How do I do this in MuseScore?

Shockingly easily, actually. Ctrl + Shift + Up moves the selected note(s) up one staff; Ctrl + Shift + Down moves the selected note(s) down one staff. A couple caveats: first, if you happen to be using staff-splitting to create a piano score for three or more staves, it's worth noting that you can only move one staff away from your "home" staff: e.g., if you've got a three-staff situation, you can move a middle-staff note to either the top or bottom, but you can't move a bottom-staff note all the way to the top (or vice versa). Second, you can't move only a subset of notes in a chord to another staff using this technique: the entire chord will move*.

Let's create two examples. First up, a measure consisting of these simple arpeggiated figures:

Sorry for the random change in note size. I switched computers in the
middle of writing this and I guess I'm zoomed out further here.
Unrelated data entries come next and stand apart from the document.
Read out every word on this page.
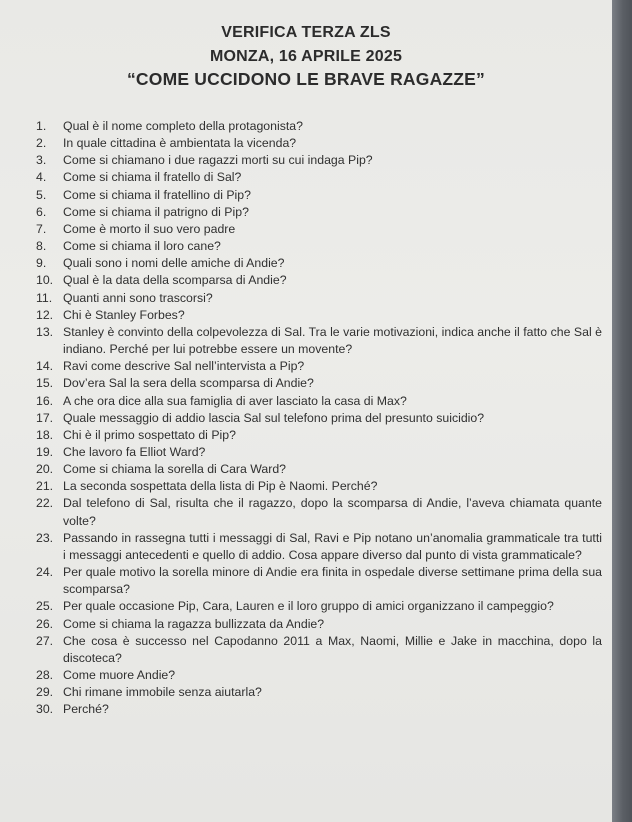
VERIFICA TERZA ZLS
MONZA, 16 APRILE 2025
“COME UCCIDONO LE BRAVE RAGAZZE”
1.	Qual è il nome completo della protagonista?
2.	In quale cittadina è ambientata la vicenda?
3.	Come si chiamano i due ragazzi morti su cui indaga Pip?
4.	Come si chiama il fratello di Sal?
5.	Come si chiama il fratellino di Pip?
6.	Come si chiama il patrigno di Pip?
7.	Come è morto il suo vero padre
8.	Come si chiama il loro cane?
9.	Quali sono i nomi delle amiche di Andie?
10. Qual è la data della scomparsa di Andie?
11. Quanti anni sono trascorsi?
12. Chi è Stanley Forbes?
13. Stanley è convinto della colpevolezza di Sal. Tra le varie motivazioni, indica anche il fatto che Sal è indiano. Perché per lui potrebbe essere un movente?
14. Ravi come descrive Sal nell’intervista a Pip?
15. Dov’era Sal la sera della scomparsa di Andie?
16. A che ora dice alla sua famiglia di aver lasciato la casa di Max?
17. Quale messaggio di addio lascia Sal sul telefono prima del presunto suicidio?
18. Chi è il primo sospettato di Pip?
19. Che lavoro fa Elliot Ward?
20. Come si chiama la sorella di Cara Ward?
21. La seconda sospettata della lista di Pip è Naomi. Perché?
22. Dal telefono di Sal, risulta che il ragazzo, dopo la scomparsa di Andie, l’aveva chiamata quante volte?
23. Passando in rassegna tutti i messaggi di Sal, Ravi e Pip notano un’anomalia grammaticale tra tutti i messaggi antecedenti e quello di addio. Cosa appare diverso dal punto di vista grammaticale?
24. Per quale motivo la sorella minore di Andie era finita in ospedale diverse settimane prima della sua scomparsa?
25. Per quale occasione Pip, Cara, Lauren e il loro gruppo di amici organizzano il campeggio?
26. Come si chiama la ragazza bullizzata da Andie?
27. Che cosa è successo nel Capodanno 2011 a Max, Naomi, Millie e Jake in macchina, dopo la discoteca?
28. Come muore Andie?
29. Chi rimane immobile senza aiutarla?
30. Perché?
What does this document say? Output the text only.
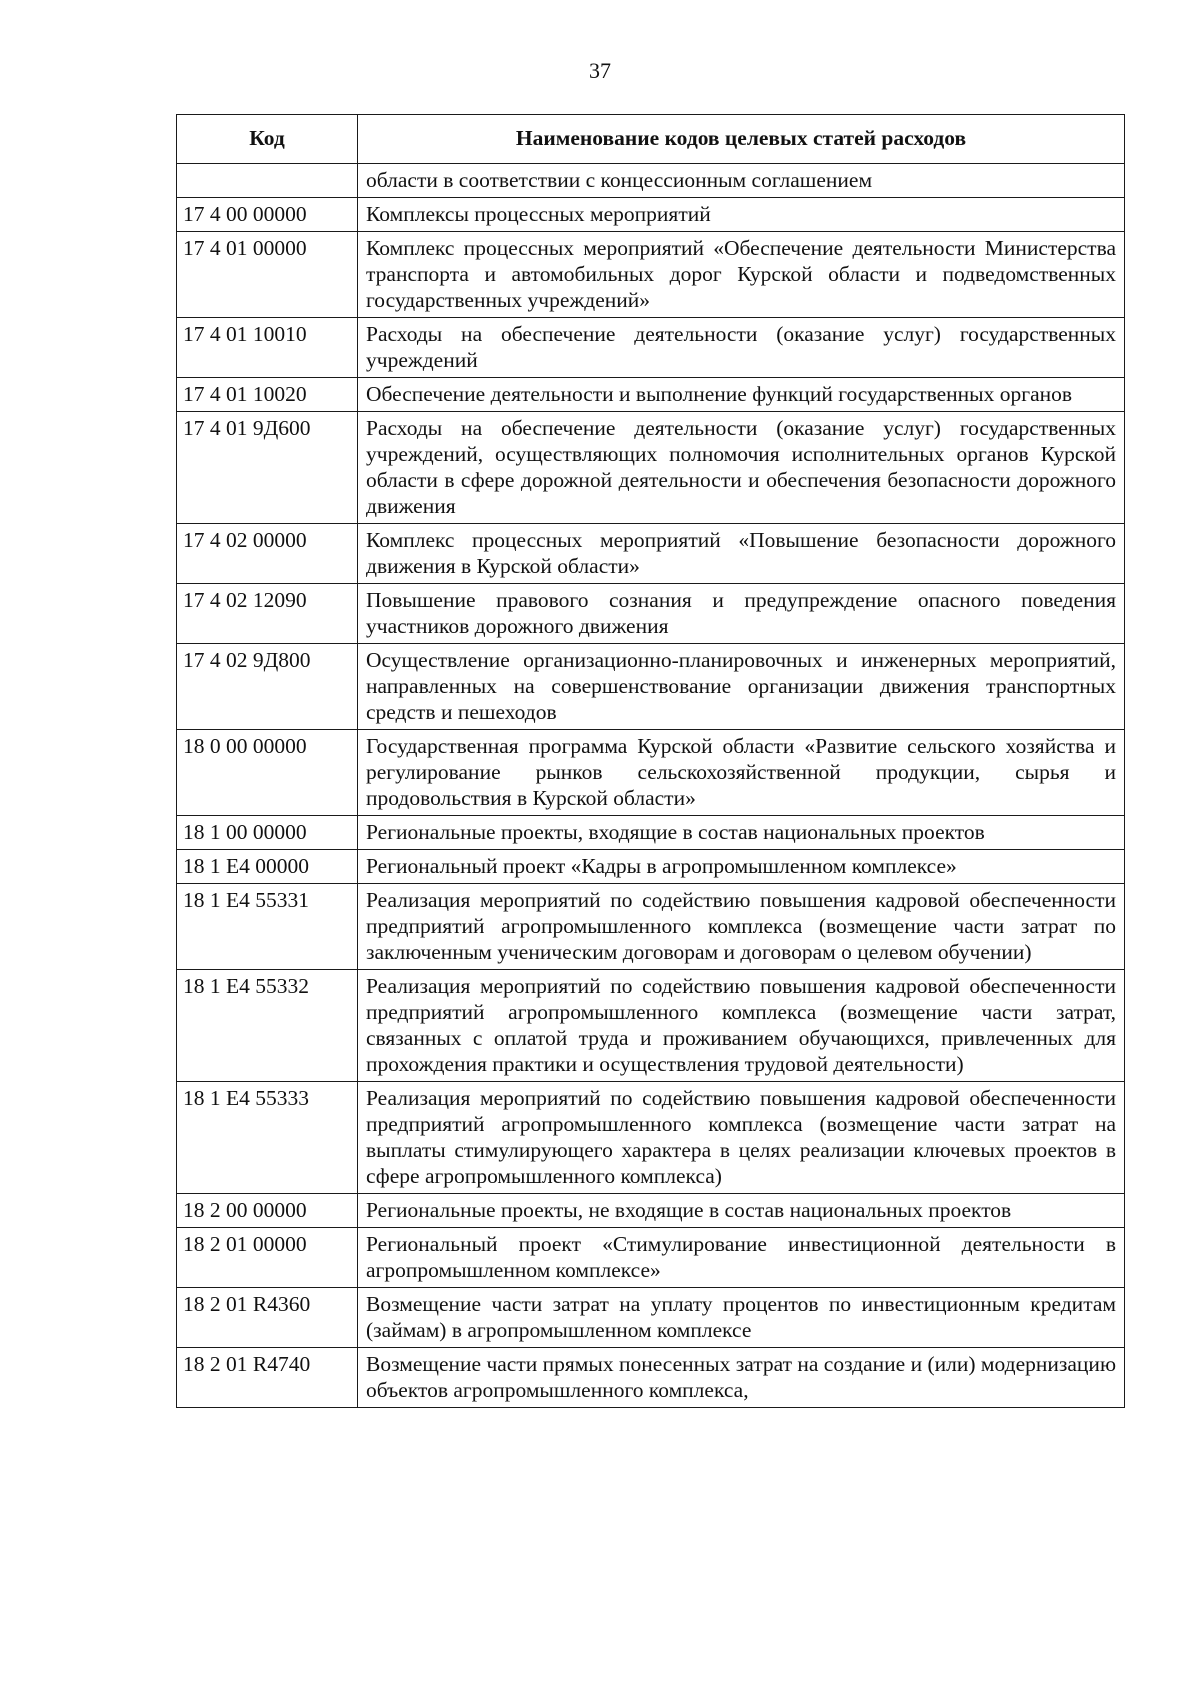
37
Код	Наименование кодов целевых статей расходов
	области в соответствии с концессионным соглашением
17 4 00 00000	Комплексы процессных мероприятий
17 4 01 00000	Комплекс процессных мероприятий «Обеспечение деятельности Министерства транспорта и автомобильных дорог Курской области и подведомственных государственных учреждений»
17 4 01 10010	Расходы на обеспечение деятельности (оказание услуг) государственных учреждений
17 4 01 10020	Обеспечение деятельности и выполнение функций государственных органов
17 4 01 9Д600	Расходы на обеспечение деятельности (оказание услуг) государственных учреждений, осуществляющих полномочия исполнительных органов Курской области в сфере дорожной деятельности и обеспечения безопасности дорожного движения
17 4 02 00000	Комплекс процессных мероприятий «Повышение безопасности дорожного движения в Курской области»
17 4 02 12090	Повышение правового сознания и предупреждение опасного поведения участников дорожного движения
17 4 02 9Д800	Осуществление организационно-планировочных и инженерных мероприятий, направленных на совершенствование организации движения транспортных средств и пешеходов
18 0 00 00000	Государственная программа Курской области «Развитие сельского хозяйства и регулирование рынков сельскохозяйственной продукции, сырья и продовольствия в Курской области»
18 1 00 00000	Региональные проекты, входящие в состав национальных проектов
18 1 Е4 00000	Региональный проект «Кадры в агропромышленном комплексе»
18 1 Е4 55331	Реализация мероприятий по содействию повышения кадровой обеспеченности предприятий агропромышленного комплекса (возмещение части затрат по заключенным ученическим договорам и договорам о целевом обучении)
18 1 Е4 55332	Реализация мероприятий по содействию повышения кадровой обеспеченности предприятий агропромышленного комплекса (возмещение части затрат, связанных с оплатой труда и проживанием обучающихся, привлеченных для прохождения практики и осуществления трудовой деятельности)
18 1 Е4 55333	Реализация мероприятий по содействию повышения кадровой обеспеченности предприятий агропромышленного комплекса (возмещение части затрат на выплаты стимулирующего характера в целях реализации ключевых проектов в сфере агропромышленного комплекса)
18 2 00 00000	Региональные проекты, не входящие в состав национальных проектов
18 2 01 00000	Региональный проект «Стимулирование инвестиционной деятельности в агропромышленном комплексе»
18 2 01 R4360	Возмещение части затрат на уплату процентов по инвестиционным кредитам (займам) в агропромышленном комплексе
18 2 01 R4740	Возмещение части прямых понесенных затрат на создание и (или) модернизацию объектов агропромышленного комплекса,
In this case, it doesn't really matter whether you put the notes on the top or bottom staff, because there's nothing else to get in the way. Since the notes start in the bottom staff, let's arbitrarily pick that one. As soon as you enter a note in entry mode, it's selected, so you can press Ctrl + Shift + Up/Down to move it immediately, but, for the sake of the example, I'll just add all the notes without cross-staffing any of them:

Bonus tip: in case you didn't know, Ctrl + Up and Ctrl + Down will move the
selected note(s) up or down an octave. Useful when inputting wide figures like this.

Now, select the third note and press Ctrl + Shift + Up. What you'll end up with is, well, something pretty ugly:

This happens because the fourth note, despite being a minor sixth higher than the third note, still resides on the bottom staff. So select that note, too, and press Ctrl + Shift + Up again. That should look much better. By Ctrl + Clicking on individual noteheads, you can select any arbitrary combination of notes. Select the third and fourth sixteenths/semiquavers in each group and move them up.
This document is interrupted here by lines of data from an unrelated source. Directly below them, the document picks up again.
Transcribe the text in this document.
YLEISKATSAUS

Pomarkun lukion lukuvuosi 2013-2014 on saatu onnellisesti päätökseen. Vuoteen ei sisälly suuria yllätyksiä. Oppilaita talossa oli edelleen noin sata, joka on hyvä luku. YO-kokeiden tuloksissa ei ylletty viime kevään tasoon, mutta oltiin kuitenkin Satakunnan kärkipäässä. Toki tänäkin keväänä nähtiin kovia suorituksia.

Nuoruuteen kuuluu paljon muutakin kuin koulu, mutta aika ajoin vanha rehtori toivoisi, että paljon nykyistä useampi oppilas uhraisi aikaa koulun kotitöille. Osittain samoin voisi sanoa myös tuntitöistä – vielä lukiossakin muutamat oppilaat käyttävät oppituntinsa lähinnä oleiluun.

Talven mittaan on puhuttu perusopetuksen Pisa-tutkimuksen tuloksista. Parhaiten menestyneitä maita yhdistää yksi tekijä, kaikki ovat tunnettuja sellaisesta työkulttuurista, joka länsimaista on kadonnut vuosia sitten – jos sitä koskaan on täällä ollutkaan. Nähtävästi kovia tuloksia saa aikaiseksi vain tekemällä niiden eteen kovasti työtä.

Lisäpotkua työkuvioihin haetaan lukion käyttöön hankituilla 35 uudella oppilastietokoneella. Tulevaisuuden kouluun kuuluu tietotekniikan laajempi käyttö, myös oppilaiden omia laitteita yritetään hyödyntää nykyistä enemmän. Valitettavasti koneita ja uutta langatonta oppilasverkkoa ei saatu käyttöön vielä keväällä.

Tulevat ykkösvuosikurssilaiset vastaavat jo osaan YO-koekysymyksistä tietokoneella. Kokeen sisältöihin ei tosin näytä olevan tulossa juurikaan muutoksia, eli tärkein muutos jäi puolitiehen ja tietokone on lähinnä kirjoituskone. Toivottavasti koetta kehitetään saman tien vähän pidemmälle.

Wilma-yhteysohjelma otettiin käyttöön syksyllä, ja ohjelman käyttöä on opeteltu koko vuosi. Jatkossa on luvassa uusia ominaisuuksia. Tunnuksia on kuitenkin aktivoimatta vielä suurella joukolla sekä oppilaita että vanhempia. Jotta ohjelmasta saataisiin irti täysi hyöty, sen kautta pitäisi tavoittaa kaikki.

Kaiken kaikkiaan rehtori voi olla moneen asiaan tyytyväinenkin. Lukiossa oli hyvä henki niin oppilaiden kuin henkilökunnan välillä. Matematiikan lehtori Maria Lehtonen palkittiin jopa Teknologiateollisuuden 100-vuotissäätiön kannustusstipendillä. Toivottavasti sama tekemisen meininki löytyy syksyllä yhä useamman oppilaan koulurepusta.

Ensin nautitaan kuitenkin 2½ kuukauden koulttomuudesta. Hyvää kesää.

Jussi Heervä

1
We're not quite done yet, though: you can still see a bit of the whole/semibreve rest poking out on the top staff, but that's easily rectified. Select it, and press V to make it invisible. When you unselect it, it'll be a light-grey color. Invisibility can be used to achieve so many things in MuseScore: it's also worthy of it's own post on the subject. You can mark pretty much anything invisible, and it won't show up when you export the file. If you'd like to fully hide invisible things right in MuseScore, just go uncheck the box at View -> Show Invisible. I usually keep invisible objects shown so that it's easy to make them visible again if I need to (just press V again).
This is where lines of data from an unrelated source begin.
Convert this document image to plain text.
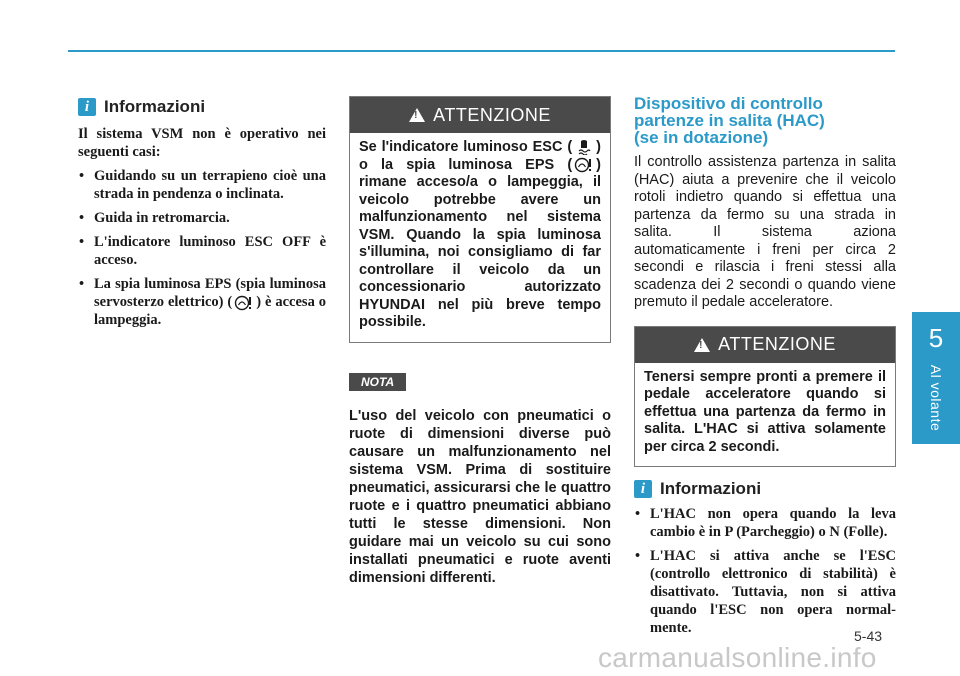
5
Al volante
i Informazioni

Il sistema VSM non è operativo nei seguenti casi:

• Guidando su un terrapieno cioè una strada in pendenza o inclinata.
• Guida in retromarcia.
• L'indicatore luminoso ESC OFF è acceso.
• La spia luminosa EPS (spia luminosa servosterzo elettrico) ( ) è accesa o lampeggia.
!
ATTENZIONE
Se l'indicatore luminoso ESC ( ) o la spia luminosa EPS ( ) rimane acceso/a o lampeggia, il veicolo potrebbe avere un malfunzionamento nel sistema VSM. Quando la spia luminosa s'illumina, noi consigliamo di far controllare il veicolo da un concessionario autorizzato HYUNDAI nel più breve tempo possibile.
NOTA
L'uso del veicolo con pneumatici o ruote di dimensioni diverse può causare un malfunzionamento nel sistema VSM. Prima di sostituire pneumatici, assicurarsi che le quattro ruote e i quattro pneumatici abbiano tutti le stesse dimensioni. Non guidare mai un veicolo su cui sono installati pneumatici e ruote aventi dimensioni differenti.
Dispositivo di controllo
partenze in salita (HAC)
(se in dotazione)
Il controllo assistenza partenza in salita (HAC) aiuta a prevenire che il veicolo rotoli indietro quando si effettua una partenza da fermo su una strada in salita. Il sistema aziona automaticamente i freni per circa 2 secondi e rilascia i freni stessi alla scadenza dei 2 secondi o quando viene premuto il pedale acceleratore.
!
ATTENZIONE
Tenersi sempre pronti a premere il pedale acceleratore quando si effettua una partenza da fermo in salita. L'HAC si attiva solamente per circa 2 secondi.
i Informazioni
• L'HAC non opera quando la leva cambio è in P (Parcheggio) o N (Folle).
• L'HAC si attiva anche se l'ESC (controllo elettronico di stabilità) è disattivato. Tuttavia, non si attiva quando l'ESC non opera normal-mente.	5-43
carmanualsonline.info
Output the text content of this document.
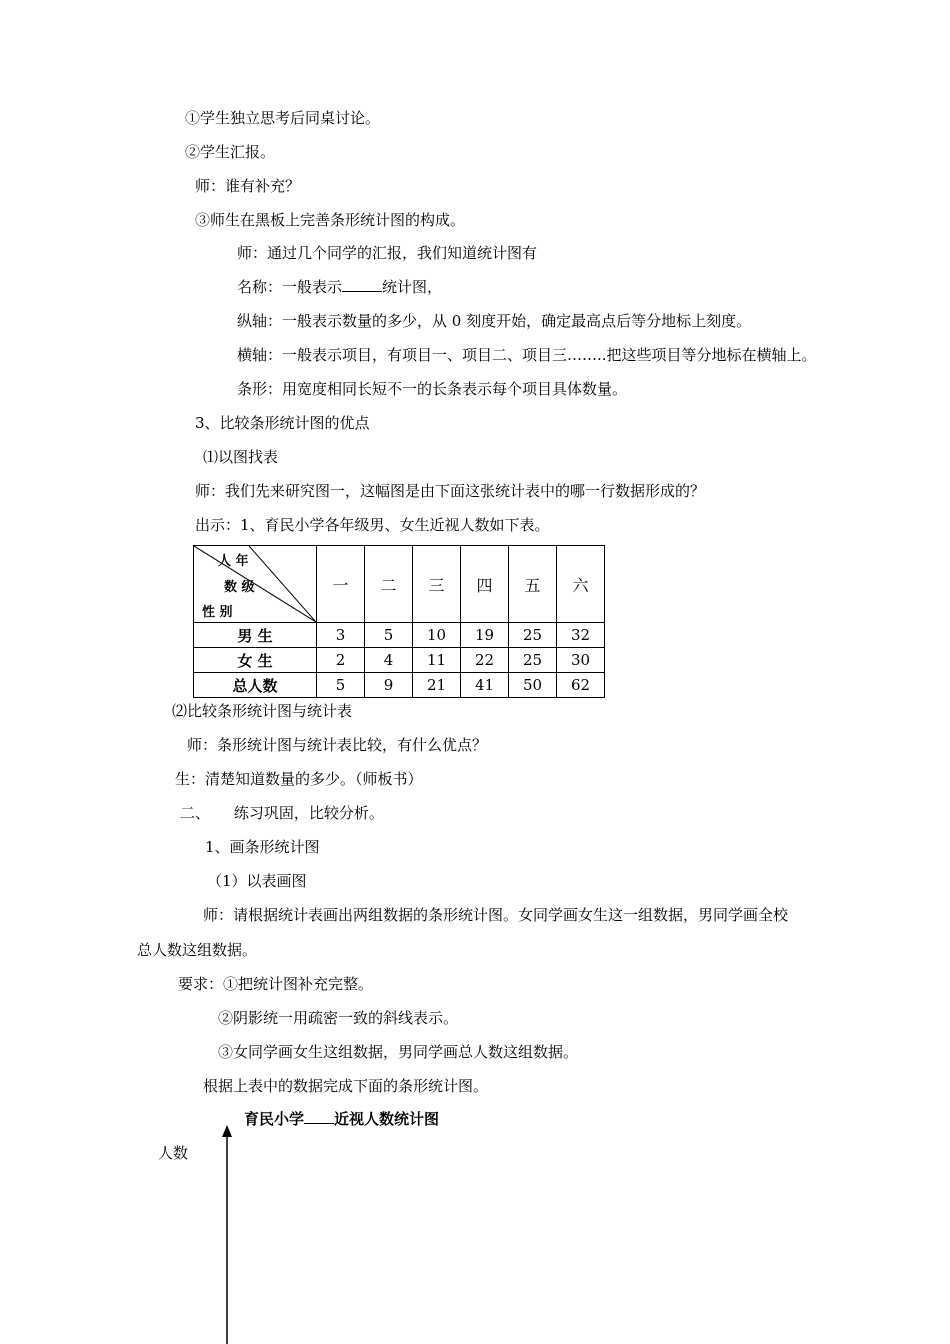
①学生独立思考后同桌讨论。
②学生汇报。
师：谁有补充？
③师生在黑板上完善条形统计图的构成。
师：通过几个同学的汇报，我们知道统计图有
名称：一般表示	统计图，
纵轴：一般表示数量的多少，从 0 刻度开始，确定最高点后等分地标上刻度。
横轴：一般表示项目，有项目一、项目二、项目三……..把这些项目等分地标在横轴上。
条形：用宽度相同长短不一的长条表示每个项目具体数量。
3、比较条形统计图的优点
⑴以图找表
师：我们先来研究图一，这幅图是由下面这张统计表中的哪一行数据形成的？
出示：1、育民小学各年级男、女生近视人数如下表。
人 年
数 级
性 别	一	二	三	四	五	六
男 生	3	5	10	19	25	32
女 生	2	4	11	22	25	30
总人数	5	9	21	41	50	62
⑵比较条形统计图与统计表
师：条形统计图与统计表比较，有什么优点？
生：清楚知道数量的多少。（师板书）
二、     练习巩固，比较分析。
1、画条形统计图
（1）以表画图
师：请根据统计表画出两组数据的条形统计图。女同学画女生这一组数据，男同学画全校
总人数这组数据。
要求：①把统计图补充完整。
②阴影统一用疏密一致的斜线表示。
③女同学画女生这组数据，男同学画总人数这组数据。
根据上表中的数据完成下面的条形统计图。
育民小学 近视人数统计图
人数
One final quick example: if you're using cross-staff beaming and you're crossing into a staff that has other notes on it, you may end up with a scenario like this:

That's a bit hideous. The two-second fix? Just flip the stems on the top staff. Select any note in a beamed group and press X to flip the stems up or down. Now it's beautifully legible:

And that's how you do cross-staff beaming in MuseScore! Remember that you can edit just about anything in MuseScore, so if you're doing cross-staff work and it looks weird, you can probably fix it. I frequently adjust cross-staff beam angle and placement (just double-click the beam and use the two square areas on the left and right to change the vertical position and slant of the beam, respectively). Hell, sometimes I don't like where the "3" over my cross-staff triplets show up. Just click and drag it to where you want it to be (or use the Inspector to precisely set the vertical offset). Some things take a bit of elbow grease, but it's a wonderfully powerful application.

Happy notating!


*If you want to create a single chord that spans multiple staves, look up cross-staff stemming: it's a technique I almost never use because I find that any clarity it provides in the form of cutting down on ledger lines is undone by the lack of clarity created by putting notes much farther apart spatially than they normally would be.